Jaume Plensa is no stranger to city parks. Or to ginormous artwork.
Annie Block -- Interior Design, 6/1/2011 5:56:00 PM
Jaume Plensa is no stranger to city parks. Or to ginormous artwork. With his Crown Fountain, for instance, video portraits of Chicago residents tower over Millennium Park. But unlike that water-emitting interactive work, Echo is an utterly tranquil invitation to introspection-to an almost haunting degree. The 44-foot-tall head and neck, commissioned by the Madison Square Park Conservancy, is also his New York public-art debut.
"When I first visited the park, it felt like a peaceful island. During installation, I would come at 7:00 AM, sit on a bench, and contemplate," Plensa recalls. Work would begin at 8:00 with the sculpture's 15 massive sections, cast from polyester resin, fiberglass, and marble dust, being hoisted by a crane and two cherry pickers, then bolted to steel scaffolding. After a three-day period of intense activity, the portrait of a 9-year-old girl emerged.

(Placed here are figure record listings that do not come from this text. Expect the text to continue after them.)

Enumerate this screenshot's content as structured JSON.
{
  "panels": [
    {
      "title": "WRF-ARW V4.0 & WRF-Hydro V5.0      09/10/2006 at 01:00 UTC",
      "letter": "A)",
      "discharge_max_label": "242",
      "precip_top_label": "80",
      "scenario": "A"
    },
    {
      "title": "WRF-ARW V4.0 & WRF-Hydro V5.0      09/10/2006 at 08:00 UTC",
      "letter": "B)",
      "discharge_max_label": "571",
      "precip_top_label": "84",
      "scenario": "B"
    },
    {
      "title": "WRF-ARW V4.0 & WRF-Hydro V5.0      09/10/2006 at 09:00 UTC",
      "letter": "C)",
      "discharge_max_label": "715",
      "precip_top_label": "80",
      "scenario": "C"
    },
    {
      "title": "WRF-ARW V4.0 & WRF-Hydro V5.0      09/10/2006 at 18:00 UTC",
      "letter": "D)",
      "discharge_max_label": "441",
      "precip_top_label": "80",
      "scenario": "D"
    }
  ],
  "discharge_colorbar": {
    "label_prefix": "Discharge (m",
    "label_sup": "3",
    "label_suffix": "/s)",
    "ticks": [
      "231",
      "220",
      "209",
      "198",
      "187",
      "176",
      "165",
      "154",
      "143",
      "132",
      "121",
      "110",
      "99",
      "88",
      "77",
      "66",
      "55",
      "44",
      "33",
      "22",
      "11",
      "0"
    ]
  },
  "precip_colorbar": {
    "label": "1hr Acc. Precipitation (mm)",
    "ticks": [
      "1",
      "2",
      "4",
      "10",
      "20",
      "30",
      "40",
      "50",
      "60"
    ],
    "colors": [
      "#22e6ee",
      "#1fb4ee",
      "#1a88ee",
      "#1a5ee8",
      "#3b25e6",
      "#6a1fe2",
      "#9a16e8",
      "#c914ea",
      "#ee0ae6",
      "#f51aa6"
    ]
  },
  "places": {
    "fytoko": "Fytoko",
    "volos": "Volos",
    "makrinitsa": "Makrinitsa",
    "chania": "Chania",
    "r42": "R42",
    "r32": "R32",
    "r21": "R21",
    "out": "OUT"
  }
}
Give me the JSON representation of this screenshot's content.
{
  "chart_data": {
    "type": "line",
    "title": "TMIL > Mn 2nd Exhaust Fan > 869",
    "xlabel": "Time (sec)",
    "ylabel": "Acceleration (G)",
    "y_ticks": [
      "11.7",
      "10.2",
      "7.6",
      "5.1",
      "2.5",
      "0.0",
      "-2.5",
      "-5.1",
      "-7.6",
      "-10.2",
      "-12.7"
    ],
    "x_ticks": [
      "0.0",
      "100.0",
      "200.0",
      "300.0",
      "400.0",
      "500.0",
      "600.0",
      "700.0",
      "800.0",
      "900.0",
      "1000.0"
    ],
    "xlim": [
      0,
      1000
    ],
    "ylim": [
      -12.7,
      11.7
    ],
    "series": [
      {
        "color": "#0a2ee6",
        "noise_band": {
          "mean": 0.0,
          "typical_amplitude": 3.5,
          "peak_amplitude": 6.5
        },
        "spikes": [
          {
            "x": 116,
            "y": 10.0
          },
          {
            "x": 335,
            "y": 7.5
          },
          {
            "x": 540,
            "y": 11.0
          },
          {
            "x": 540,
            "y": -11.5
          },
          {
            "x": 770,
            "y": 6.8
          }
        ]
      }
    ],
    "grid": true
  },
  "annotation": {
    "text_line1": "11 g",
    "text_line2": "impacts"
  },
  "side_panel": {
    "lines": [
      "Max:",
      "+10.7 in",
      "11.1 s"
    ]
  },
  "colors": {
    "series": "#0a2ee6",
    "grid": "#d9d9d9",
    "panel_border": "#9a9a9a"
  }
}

The girl is not fictitious, nor is she named Echo. She's Nuri, and she's the daughter of Plensa's friends who own a Chinese restaurant near his studio in Barcelona, Spain. "The title refers to the Greek myth-a metaphor for how we're inundated with other people's information," he explains. "Nuri herself represents today's multiculturalism." And perhaps the passage of time: She's now 13.